Plus, global growth – and hence, global inflation – has been higher than expected, pushing up the cost of Canadian imports. At the same time, the anti-inflation shield provided in the past year by a rising Canadian dollar is eroding as the currency has stabilized.

And the effects of the credit crunch have improved significantly in Canada, Mr. Carney said.

“This evolution of the global economy and domestic demand was sufficient to alter the view” that Canada needed further rate cuts, the governor said, suggesting the central bank would keep rates on hold for now.

That means the commodities boom, which has been great for Canada, will continue to be beneficial, Mr. Carney argued.

“We are experiencing a commodity supercycle,” he said, during which commodity prices have risen further and stayed high longer than in previous booms.

“Above all, rising commodity prices have made Canada wealthier as a nation,” creating good jobs across Canada and boosting the country's income.

Many economists have argued that rising commodity prices have seriously harmed Central Canada's manufacturing base, and warn that Ontario is on the brink of a recession.

But Mr.

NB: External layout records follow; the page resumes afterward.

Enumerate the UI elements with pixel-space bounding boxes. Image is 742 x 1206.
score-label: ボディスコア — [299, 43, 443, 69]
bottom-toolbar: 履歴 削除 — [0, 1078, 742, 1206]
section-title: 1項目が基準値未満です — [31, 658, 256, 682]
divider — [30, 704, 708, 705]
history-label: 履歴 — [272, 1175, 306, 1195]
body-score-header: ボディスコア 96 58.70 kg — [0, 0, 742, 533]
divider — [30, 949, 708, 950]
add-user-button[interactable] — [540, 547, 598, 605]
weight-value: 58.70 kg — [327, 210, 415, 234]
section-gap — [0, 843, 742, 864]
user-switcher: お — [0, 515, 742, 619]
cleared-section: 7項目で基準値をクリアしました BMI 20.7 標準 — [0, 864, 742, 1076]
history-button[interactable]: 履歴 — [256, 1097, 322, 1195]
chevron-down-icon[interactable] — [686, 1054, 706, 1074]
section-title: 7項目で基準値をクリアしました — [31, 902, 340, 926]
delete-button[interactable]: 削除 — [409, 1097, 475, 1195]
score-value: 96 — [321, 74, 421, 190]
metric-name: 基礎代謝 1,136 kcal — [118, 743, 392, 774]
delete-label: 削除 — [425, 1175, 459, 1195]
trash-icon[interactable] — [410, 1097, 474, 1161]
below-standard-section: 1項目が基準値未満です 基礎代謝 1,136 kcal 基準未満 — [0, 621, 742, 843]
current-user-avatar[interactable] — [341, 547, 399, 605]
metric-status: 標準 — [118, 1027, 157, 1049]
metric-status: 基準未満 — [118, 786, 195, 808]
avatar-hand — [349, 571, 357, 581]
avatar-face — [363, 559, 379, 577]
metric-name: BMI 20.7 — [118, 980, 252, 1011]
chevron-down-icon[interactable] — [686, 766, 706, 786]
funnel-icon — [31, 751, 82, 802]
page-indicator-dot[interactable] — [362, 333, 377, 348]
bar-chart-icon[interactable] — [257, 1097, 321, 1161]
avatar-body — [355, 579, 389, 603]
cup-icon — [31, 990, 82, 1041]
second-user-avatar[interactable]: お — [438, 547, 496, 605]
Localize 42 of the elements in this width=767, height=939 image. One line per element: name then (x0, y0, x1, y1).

Carney said the “stress and dislocation” caused by high commodity prices is unavoidable, and prompts economies to adapt to a more efficient allocation of resources.

The Governor hinted, however, that policy makers need to make sure they don't fritter away the proceeds of the boom, referring twice to a popular bumper sticker seen frequently in the oil patch 20 years ago that reads: “Dear Lord, give us another oil boom and we promise not to piss this one away.”

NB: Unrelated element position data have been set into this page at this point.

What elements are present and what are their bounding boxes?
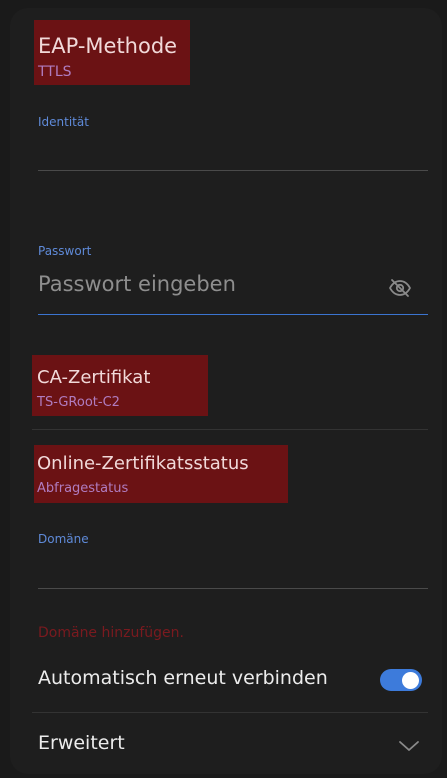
auto-reconnect-label: Automatisch erneut verbinden bbox=[38, 667, 328, 689]
domain-field[interactable] bbox=[38, 556, 428, 586]
divider bbox=[32, 712, 428, 713]
chevron-down-icon bbox=[398, 738, 420, 757]
eap-method-row[interactable]: EAP-Methode TTLS bbox=[34, 20, 190, 85]
domain-underline bbox=[38, 588, 428, 589]
online-cert-status-title: Online-Zertifikatsstatus bbox=[37, 453, 249, 474]
ca-certificate-row[interactable]: CA-Zertifikat TS-GRoot-C2 bbox=[32, 355, 208, 416]
password-label: Passwort bbox=[38, 244, 92, 258]
advanced-row[interactable]: Erweitert bbox=[32, 722, 428, 766]
ca-certificate-title: CA-Zertifikat bbox=[37, 367, 151, 388]
domain-label: Domäne bbox=[38, 532, 89, 546]
add-domain-link[interactable]: Domäne hinzufügen. bbox=[38, 625, 184, 641]
password-underline bbox=[38, 314, 428, 315]
ca-certificate-value: TS-GRoot-C2 bbox=[37, 395, 120, 410]
advanced-label: Erweitert bbox=[38, 732, 125, 754]
online-cert-status-row[interactable]: Online-Zertifikatsstatus Abfragestatus bbox=[34, 445, 288, 503]
identity-field[interactable] bbox=[38, 138, 428, 168]
eap-method-value: TTLS bbox=[38, 64, 72, 80]
auto-reconnect-toggle[interactable] bbox=[380, 669, 422, 691]
password-input[interactable]: Passwort eingeben bbox=[38, 272, 236, 296]
toggle-knob bbox=[402, 671, 419, 689]
identity-label: Identität bbox=[38, 115, 89, 129]
identity-underline bbox=[38, 170, 428, 171]
online-cert-status-value: Abfragestatus bbox=[37, 481, 129, 496]
divider bbox=[32, 429, 428, 430]
eye-off-icon[interactable] bbox=[386, 274, 414, 302]
eap-method-title: EAP-Methode bbox=[38, 34, 178, 58]
wifi-eap-settings-panel: EAP-Methode TTLS Identität Passwort Pass… bbox=[10, 8, 442, 774]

He predicted that energy prices would remain high, since demand in emerging markets is strong, and the supply response has been “disappointing.”

While commodity prices won't necessarily rise persistently, “this appears to be a durable relative price shift,” Mr. Carney said, adding that there is no clear-cut evidence that speculation is creating a commodities bubble.

But eventually, consumers will find cheaper alternatives, and production costs will come down through the adoption of new technologies.

“Demand and supply will adjust, particularly as prices are passed through.”